International IoT Opportunities – Beyond North America!
International IoT Opportunities Panel
As North America-based companies look for opportunities to expand, this panel explores the IoT opportunities in Asia, Latin America and Africa — and how wireless carriers can act as expansion enablers for technology companies. The panel consists of international wireless carriers to highlight the growth areas (industrial, housing, energy, etc.) within their respective markets.
Lisa-Anne Uhrmacher said Vodafone mainly works with two types of companies: a company that starts its business in the US and then expands to English-speaking markets, then to others that are more culturally challenging, and the other type is companies that are global from day one.
Angel Mercedes said there is a trend of customers looking for a global SIM. The customers don’t want to sign multiple contracts with mobile incorporators; they want to be able to connect to more than one mobile network operator when in different countries. E-SIM is able to be re-encrypted and switched from one operator to another.
Per Erik Ångman said their company has been working towards not treating Europe as one country because of new roaming regulations and a lot of operators. People can use roaming SIMs. One of the biggest changes they will see is that you have to use national SIMs or use someone who is already approved. Telenabler is not into the tech side in the European market, but it gives them clear niches to pursue and focus their business on.

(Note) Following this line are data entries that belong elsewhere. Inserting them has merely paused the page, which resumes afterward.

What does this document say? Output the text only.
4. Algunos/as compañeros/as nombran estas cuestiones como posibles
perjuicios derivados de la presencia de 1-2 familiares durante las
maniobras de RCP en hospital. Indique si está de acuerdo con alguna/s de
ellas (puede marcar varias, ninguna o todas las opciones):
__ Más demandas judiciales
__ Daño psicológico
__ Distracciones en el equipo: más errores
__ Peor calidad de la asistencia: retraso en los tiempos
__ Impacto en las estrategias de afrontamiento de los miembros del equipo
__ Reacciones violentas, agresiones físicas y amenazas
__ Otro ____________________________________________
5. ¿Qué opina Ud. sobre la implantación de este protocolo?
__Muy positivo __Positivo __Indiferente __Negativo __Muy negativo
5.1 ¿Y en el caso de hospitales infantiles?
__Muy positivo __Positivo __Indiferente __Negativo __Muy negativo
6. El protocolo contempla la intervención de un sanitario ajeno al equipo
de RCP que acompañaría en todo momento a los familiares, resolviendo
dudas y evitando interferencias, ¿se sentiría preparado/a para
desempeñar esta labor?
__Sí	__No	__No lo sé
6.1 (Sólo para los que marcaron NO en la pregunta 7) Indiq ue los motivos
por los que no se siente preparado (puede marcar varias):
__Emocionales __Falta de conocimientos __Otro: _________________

Lisa-Anne Uhrmacher said Vodafone has launched narrowband IoT. They have networks launched in Spain, Ireland, and other parts of Europe. A 4G overlay allows them to leverage their large LTE global network. CAT and MVNE could live side by side, and there is a use case for each. 2G and 3G are in different parts of the world, so 4G gives lots of options. She said they are excited by low power and advantages it brings to the table. They hope to see exponential growth.
Angel Mercedes said their recent Numerex acquisition helps them even more in the US market because of their existing infrastructure and services provided, and the revenue associated with it.
Per Erik Ångman said one of the biggest challenges Telenabler is facing is coming back to staying focuses and providing good delivery. He said there are a lot of opportunities and companies shouldn’t take on too many at once. They want to stick to doing a good job at a few tasks, over a couple countries. Price is definitely an issue, but it is becoming less of an issue for most applications.
Angel Mercedes said Sierra Wireless has had the same issue since day one: integrating different components. Sierra Wireless had device to cloud integration and is preparing for narrowband IoT and 2G. They are working towards a single device that can work globally.
Lisa-Anne Uhrmacher said one of Vodafone’s problems is the business is not simple. Part of the challenge is identifying what you want in an IoT solution, what is the business model, and what is the customer journey — then step back and figure out how to get there. What are you trying to achieve?
Security has also been a big focus for companies as they develop and innovate. Per Erik Ångman said there is needed regulation and certification to prevent total mayhem. Angel Mercedes said Sierra Wireless has a chief security officer and a group dedicated to security. With many components used in their solution, more security is needed. Lisa-Anne Uhrmacher said she hears from customers who are nervous about security. They built an IoT platform isolated from the consumer world and security is taken seriously, especially with applications like finance and healthcare.
Steve Brumer asked the panelists if they had $10 million for IoT, how would they use it? Per Erik Ångman said he would try to set up a single point of integration for as many countries and networks as possible. Angel Mercedes said he would develop a global SIM for devices that could go anywhere and connect security. Lisa-Anne Uhrmacher said she would invest in development to see innovative use cases without parameters around it to use in globally underdeveloped networks, like Kenya.
For standards, Per Erik Ångman said it is something that should bring in vendors, users, and government agencies. Standards are in place for the traditional mobile industry, but needs to be adapted. Angel Mercedes said the GSMA model for standards has been successful. Lisa-Anne Uhrmacher said engagement with regional bodies is an option worth pursuing.
For pricing strategies, both Per Erik Ångman and Angel Mercedes said the price has come down quite a bit. Lisa-Anne Uhrmacher said the conversation should switch to what value is provided rather than costs. What are you providing the customer?
For next steps, Per Erik Ångman said companies need to partner with people in different markets and different environments, so you don’t get stuck. Angel Mercedes said it is important to choose a company that can provide global support and provide you as many parts of the solution. Lisa-Anne Uhrmacher said partner with someone with global connections and global perspectives.